With gold (COMEX:GCG14) set to post negative year-over-year returns for the first time in 13 years, many traders are positioning themselves for an uncertain 2014. During 2013, strength in the U.S. dollar and speculation around when the Fed would taper its $85 billion per month bond buying program pressured prices and sent gold tumbling from its highs made back in mid-January. With the Fed announcing the initial taper of their program at their December meeting, it is likely that gold will remain under pressure through the beginning of the New Year. However, gold bulls argue that the pace of buying by central banks could increase, and that this will lift gold prices through the second half of the year. With continuing uncertainty surrounding the future of QE and the U.S. economy, we can likely expect volatile gold prices in 2014. Amidst such volatility a trader must be very conscious of risk, and whether they are speculating on bullish or bearish moves in gold make sure to have risk well managed. Generally, options can help a trader do this. Using options spreads can help a trader stay in a trade and take away the worries of being stopped out of a position.
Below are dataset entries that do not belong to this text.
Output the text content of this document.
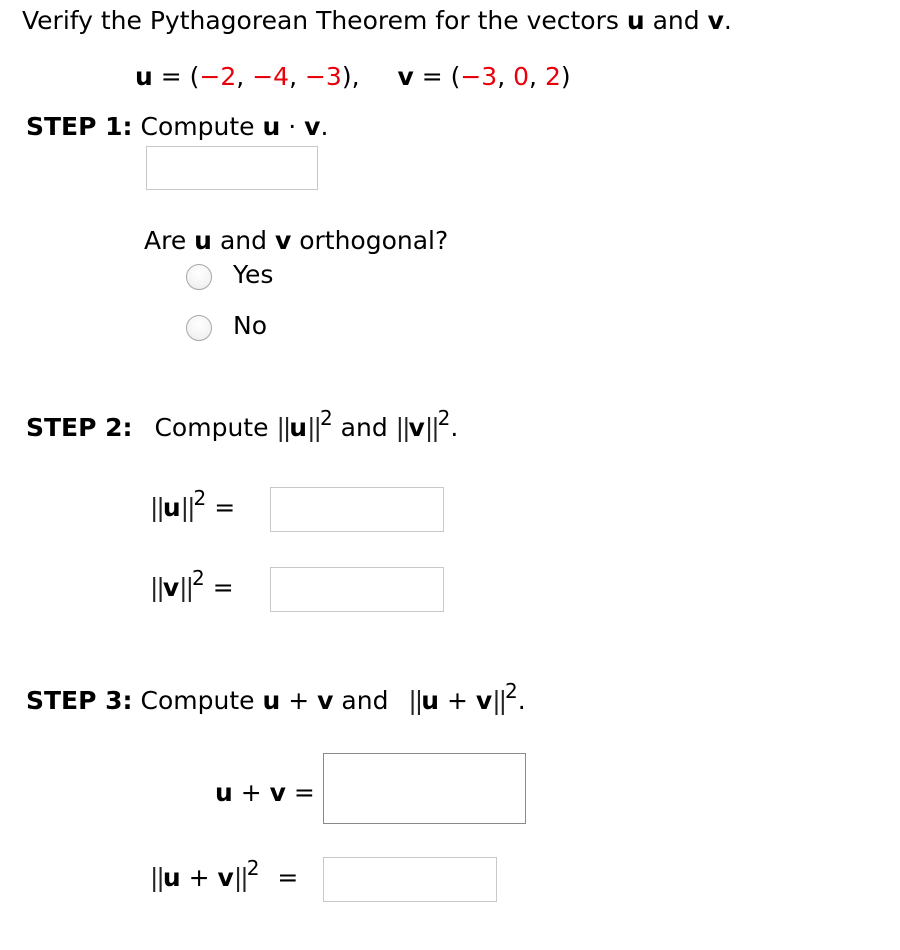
Verify the Pythagorean Theorem for the vectors u and v.
u = (−2, −4, −3), v = (−3, 0, 2)
STEP 1: Compute u · v.
Are u and v orthogonal?
Yes
No
STEP 2: Compute $||u||^2$ and $||v||^2$.
$||u||^2$ =
$||v||^2$ =
STEP 3: Compute u + v and $||u + v||^2$.
u + v =
$||u + v||^2$ =
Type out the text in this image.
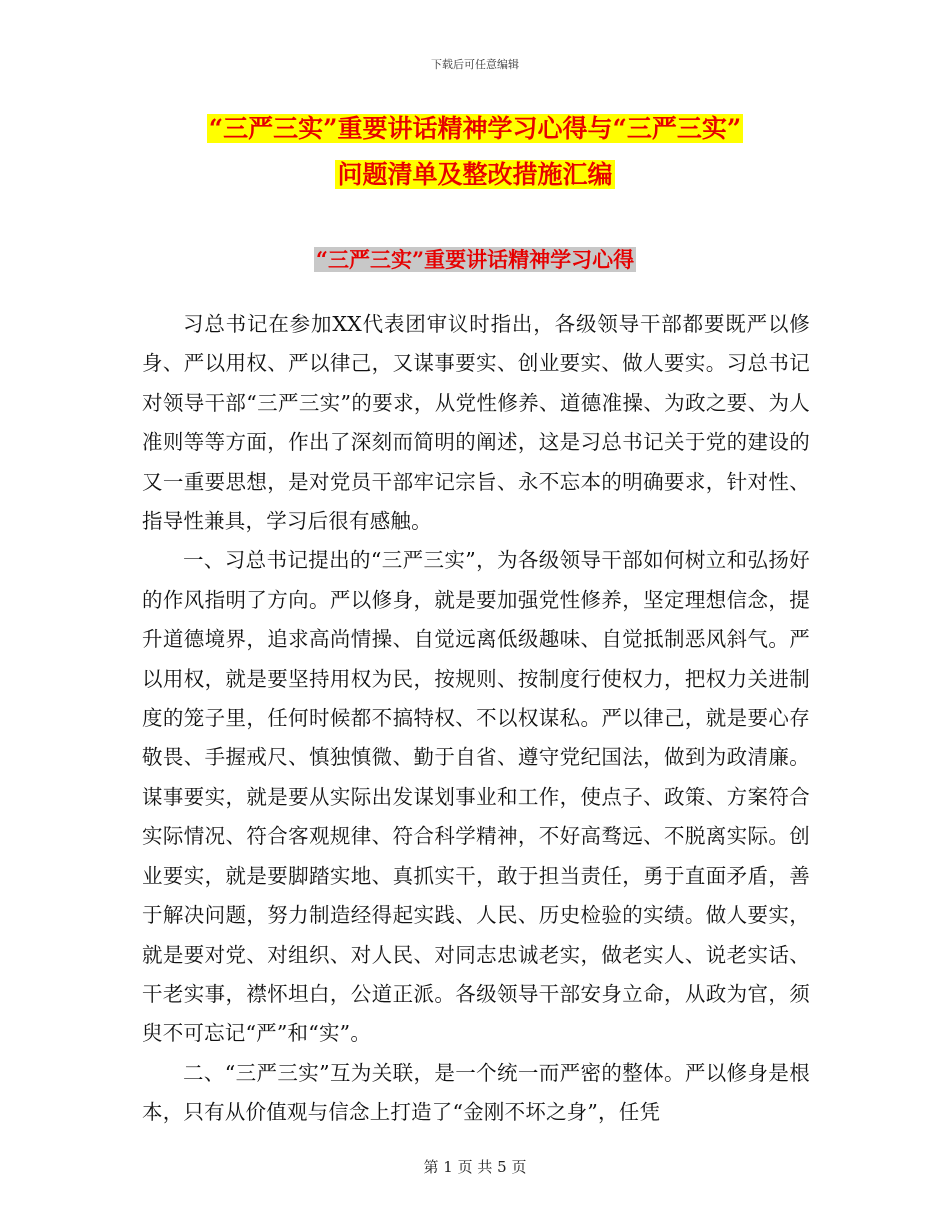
下载后可任意编辑
“三严三实”重要讲话精神学习心得与“三严三实”
问题清单及整改措施汇编
“三严三实”重要讲话精神学习心得

习总书记在参加XX代表团审议时指出，各级领导干部都要既严以修身、严以用权、严以律己，又谋事要实、创业要实、做人要实。习总书记对领导干部“三严三实”的要求，从党性修养、道德准操、为政之要、为人准则等等方面，作出了深刻而简明的阐述，这是习总书记关于党的建设的又一重要思想，是对党员干部牢记宗旨、永不忘本的明确要求，针对性、指导性兼具，学习后很有感触。

一、习总书记提出的“三严三实”，为各级领导干部如何树立和弘扬好的作风指明了方向。严以修身，就是要加强党性修养，坚定理想信念，提升道德境界，追求高尚情操、自觉远离低级趣味、自觉抵制恶风斜气。严以用权，就是要坚持用权为民，按规则、按制度行使权力，把权力关进制度的笼子里，任何时候都不搞特权、不以权谋私。严以律己，就是要心存敬畏、手握戒尺、慎独慎微、勤于自省、遵守党纪国法，做到为政清廉。谋事要实，就是要从实际出发谋划事业和工作，使点子、政策、方案符合实际情况、符合客观规律、符合科学精神，不好高骛远、不脱离实际。创业要实，就是要脚踏实地、真抓实干，敢于担当责任，勇于直面矛盾，善于解决问题，努力制造经得起实践、人民、历史检验的实绩。做人要实，就是要对党、对组织、对人民、对同志忠诚老实，做老实人、说老实话、干老实事，襟怀坦白，公道正派。各级领导干部安身立命，从政为官，须臾不可忘记“严”和“实”。

二、“三严三实”互为关联，是一个统一而严密的整体。严以修身是根本，只有从价值观与信念上打造了“金刚不坏之身”，任凭

第 1 页 共 5 页
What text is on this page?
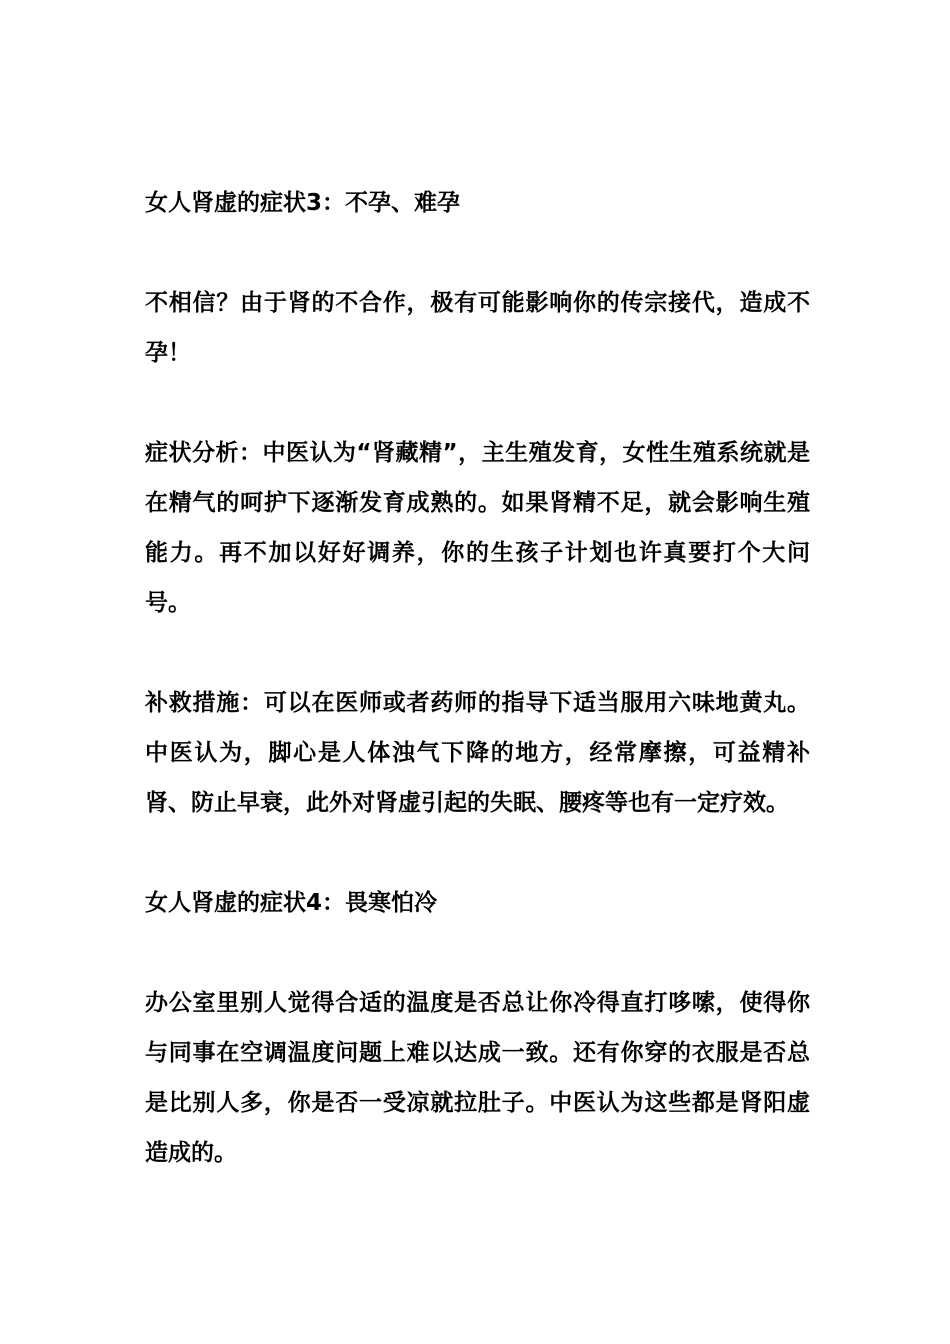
女人肾虚的症状3：不孕、难孕

不相信？由于肾的不合作，极有可能影响你的传宗接代，造成不孕！

症状分析：中医认为“肾藏精”，主生殖发育，女性生殖系统就是在精气的呵护下逐渐发育成熟的。如果肾精不足，就会影响生殖能力。再不加以好好调养，你的生孩子计划也许真要打个大问号。

补救措施：可以在医师或者药师的指导下适当服用六味地黄丸。中医认为，脚心是人体浊气下降的地方，经常摩擦，可益精补肾、防止早衰，此外对肾虚引起的失眠、腰疼等也有一定疗效。

女人肾虚的症状4：畏寒怕冷

办公室里别人觉得合适的温度是否总让你冷得直打哆嗦，使得你与同事在空调温度问题上难以达成一致。还有你穿的衣服是否总是比别人多，你是否一受凉就拉肚子。中医认为这些都是肾阳虚造成的。
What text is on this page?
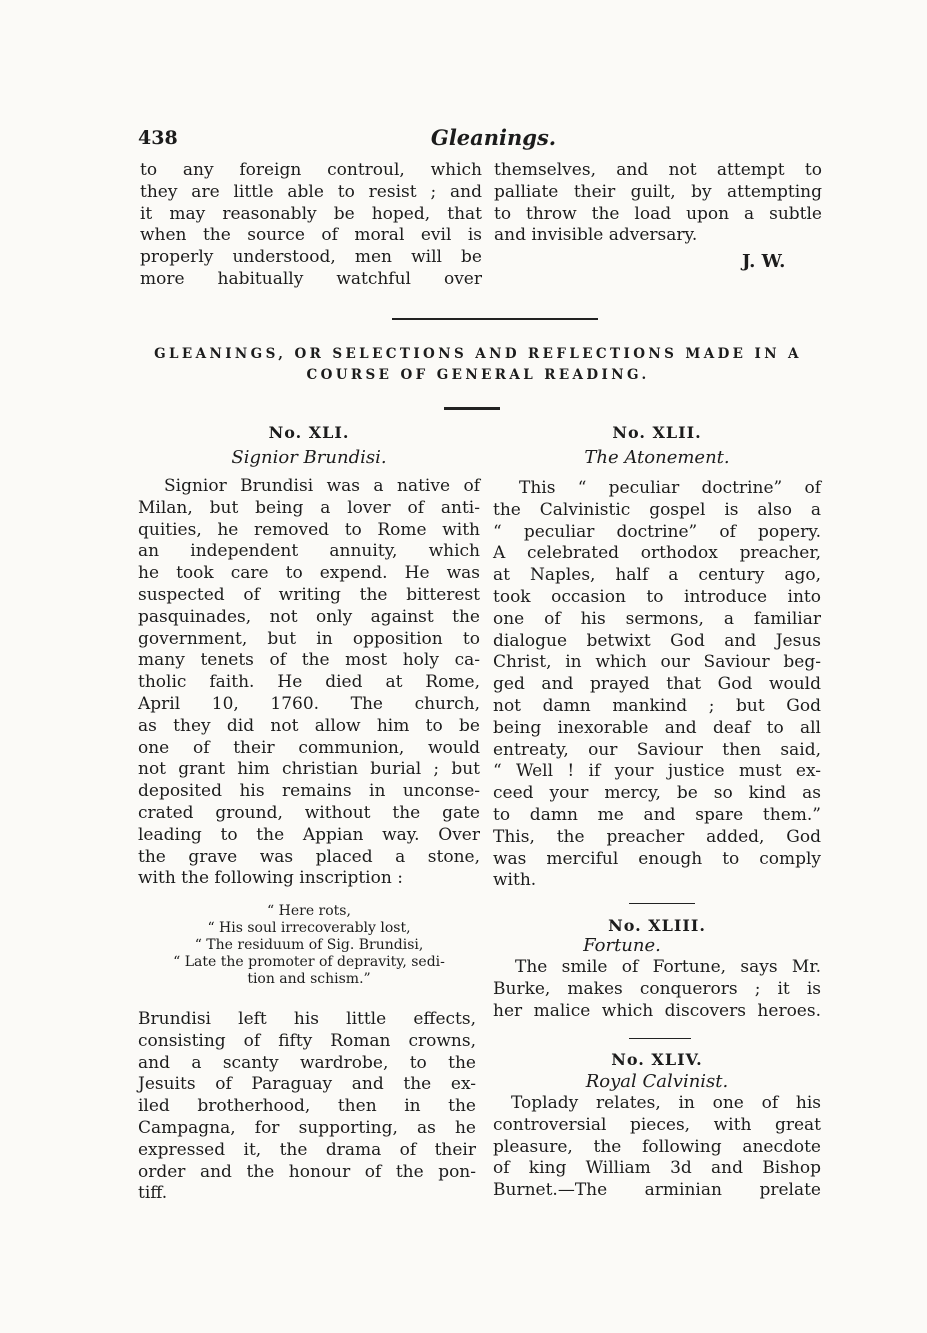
438	Gleanings.
to any foreign controul, which
they are little able to resist ; and
it may reasonably be hoped, that
when the source of moral evil is
properly understood, men will be
more habitually watchful over
themselves, and not attempt to
palliate their guilt, by attempting
to throw the load upon a subtle
and invisible adversary.
J. W.
GLEANINGS, OR SELECTIONS AND REFLECTIONS MADE IN A
COURSE OF GENERAL READING.
No. XLI.
Signior Brundisi.
Signior Brundisi was a native of
Milan, but being a lover of anti-
quities, he removed to Rome with
an independent annuity, which
he took care to expend. He was
suspected of writing the bitterest
pasquinades, not only against the
government, but in opposition to
many tenets of the most holy ca-
tholic faith. He died at Rome,
April 10, 1760. The church,
as they did not allow him to be
one of their communion, would
not grant him christian burial ; but
deposited his remains in unconse-
crated ground, without the gate
leading to the Appian way. Over
the grave was placed a stone,
with the following inscription :
“ Here rots,
“ His soul irrecoverably lost,
“ The residuum of Sig. Brundisi,
“ Late the promoter of depravity, sedi-
tion and schism.”
Brundisi left his little effects,
consisting of fifty Roman crowns,
and a scanty wardrobe, to the
Jesuits of Paraguay and the ex-
iled brotherhood, then in the
Campagna, for supporting, as he
expressed it, the drama of their
order and the honour of the pon-
tiff.
No. XLII.
The Atonement.
This “ peculiar doctrine” of
the Calvinistic gospel is also a
“ peculiar doctrine” of popery.
A celebrated orthodox preacher,
at Naples, half a century ago,
took occasion to introduce into
one of his sermons, a familiar
dialogue betwixt God and Jesus
Christ, in which our Saviour beg-
ged and prayed that God would
not damn mankind ; but God
being inexorable and deaf to all
entreaty, our Saviour then said,
“ Well ! if your justice must ex-
ceed your mercy, be so kind as
to damn me and spare them.”
This, the preacher added, God
was merciful enough to comply
with.
No. XLIII.
Fortune.
The smile of Fortune, says Mr.
Burke, makes conquerors ; it is
her malice which discovers heroes.
No. XLIV.
Royal Calvinist.
Toplady relates, in one of his
controversial pieces, with great
pleasure, the following anecdote
of king William 3d and Bishop
Burnet.—The arminian prelate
Using the options market, we can also calculate how big of a move market makers are pricing into options. Using this calculated move we can develop price targets. With April options implying a move higher or lower of $90.00 by expiration, we can calculate an upside and downside target of $1,305 and $1,125 respectively. With these targets we can now look at both bullish and bearish set ups.
Bullish Trade: Buying the Apr 1295-1305 Call Spread for 2.00 Risk: $200 per 1 lot Reward: $800 per 1 lot Breakeven: $1,297
This trade sets up with a 4-to-1 reward-to-risk ratio and has a well-defined risk level. A trader will remain in this position regardless of underlying movement and can never lose more than $200 per 1 lot on this trade.
Bearish Trade: Buying the Apr 1135-1125 Put Spread for 2.00 Risk: $200 per 1 lot Reward: $800 per 1 lot Breakeven: $1,133
This trade also offers bears a great reward-to-risk set up and allows them to stay in the trade through volatile markets.